This tutorial is developed from the Robotino Navigation Series, an extension of the Robotino Operation series. It is recommended the reader familiarize themselves with that series before continuing

The completed project can be downloaded here robotino_control_voronoi.zip

The completed project in action.

This program generates a Vornoi diagram using Fortune's algorithm. O'Sullivan encapsulated this algorithm in a c++ class and it can be downloaded here. This class returns the edges of the Voronoi diagram. In order to effectively navigate the diagram it was decided to represent the Voronoi diagram in the form of a linked tree. Pointers were used to point to each node (intersection) on the Voronoi diagram. A hashing table called a voroMap was designed to store each node. This way it is possible to link the nodes together efficiently. A goal and start node are found by searching for the voronoi node closest to the the goal or start.

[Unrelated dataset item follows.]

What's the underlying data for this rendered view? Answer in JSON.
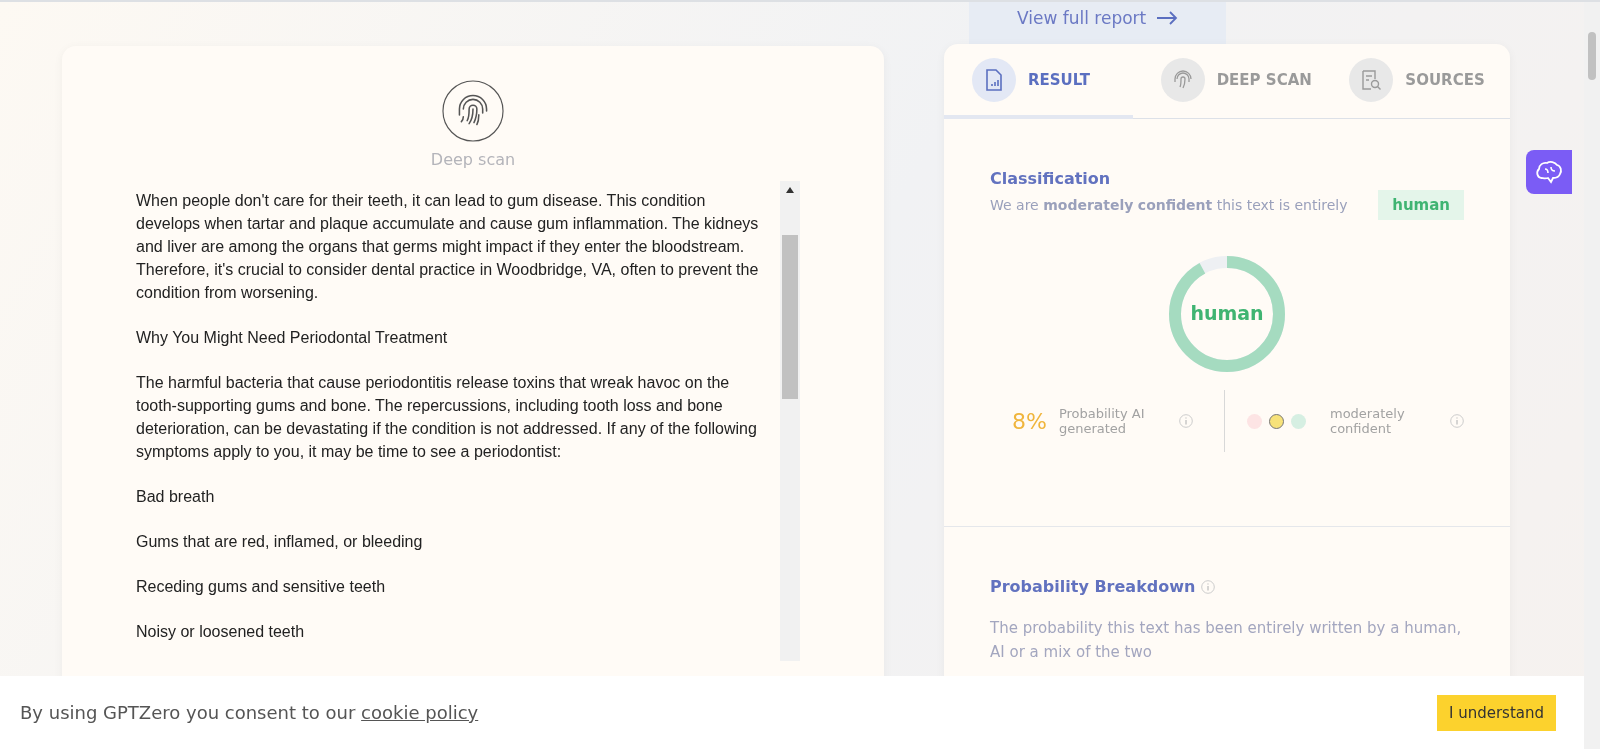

A “weighted” breadth first search was used in order to find an optimal path through these nodes. We add each adjacent, non visited, node from our current working node to a queue. The queue consists of both the node to jump to and the total cost to jump to that node and is ordered by the cost of each jump. So, the jump that is the closest to the start (where distance is measured over the voronoi edges). Once we have added all adjacent nodes to the queue we change our current working node to the last node on the queue (the closest one) and repeat the process until the goal is found. We must also set the node we jumped from to the working nodes paren't node.

Once we have found a goal node we can jump across each parent node until we reach the start node. The start node is identifiable because it's parent node vector is of length 0. Each time we jump up a parent node we add it's location to an output vector that we can use as a list of waypoints later on.

Below is an example of the path found by the algorithm.

Now in order to have the robot navigate the Voronoi diagram all we need to do is have it traverse a vector of waypoints to the goal point.